The programme follows a successful pilot last summer where six students from a range of college courses, took part in a four-day woodland experience as part of the Broadening Horizons project. This was the college’s first tangible step into its work with the world-famous Eden Project teaching students about their impact on the world and what they can do to drive positive change.
A film, produced by Barrow Film-maker Rachel Capovila and funded by UCLAN, is available to watch on the Rusland Horizons website, giving an insight into the experience of the students who took part in June 2021.
The first trip this year is on January 17th and will be followed by two further woodland experience events, open to all students across both the Channelside and Sixth Form campuses. Interested students should talk to their personal progress coach.
Furness College’s innovative new partnership with the Eden Project North, based across Morecambe Bay, includes offering traineeships – and future apprenticeships – to support young people into work.

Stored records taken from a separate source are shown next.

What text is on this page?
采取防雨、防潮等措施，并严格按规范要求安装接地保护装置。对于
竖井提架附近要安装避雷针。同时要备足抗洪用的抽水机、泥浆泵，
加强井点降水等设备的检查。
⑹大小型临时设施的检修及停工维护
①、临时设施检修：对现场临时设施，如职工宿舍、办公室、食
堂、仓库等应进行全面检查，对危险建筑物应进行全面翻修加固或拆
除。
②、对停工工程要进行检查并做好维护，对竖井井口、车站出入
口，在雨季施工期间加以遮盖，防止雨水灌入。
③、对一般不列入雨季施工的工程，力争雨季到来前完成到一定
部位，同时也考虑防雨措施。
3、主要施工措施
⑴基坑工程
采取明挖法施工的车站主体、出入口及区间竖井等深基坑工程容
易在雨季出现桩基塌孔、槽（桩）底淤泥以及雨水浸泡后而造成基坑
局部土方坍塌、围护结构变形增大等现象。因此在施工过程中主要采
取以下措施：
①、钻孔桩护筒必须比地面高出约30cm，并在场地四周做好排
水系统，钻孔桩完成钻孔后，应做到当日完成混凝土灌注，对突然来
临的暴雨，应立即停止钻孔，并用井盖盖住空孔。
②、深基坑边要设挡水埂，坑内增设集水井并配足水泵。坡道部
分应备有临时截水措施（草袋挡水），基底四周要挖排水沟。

The college, in Barrow, is partnering with Lancaster and Morecambe College and Myerscough on schemes for students to participate in crucial community-based projects enhancing their citizenship, entrepreneurial skills and their knowledge and understanding of sustainability.
The traineeships can last from six weeks up to 12 months and are available across a wide range of sectors. They provide those aged 16-24, with unpaid work experience opportunities and clear progression pathways onto apprenticeships as well as further and higher education.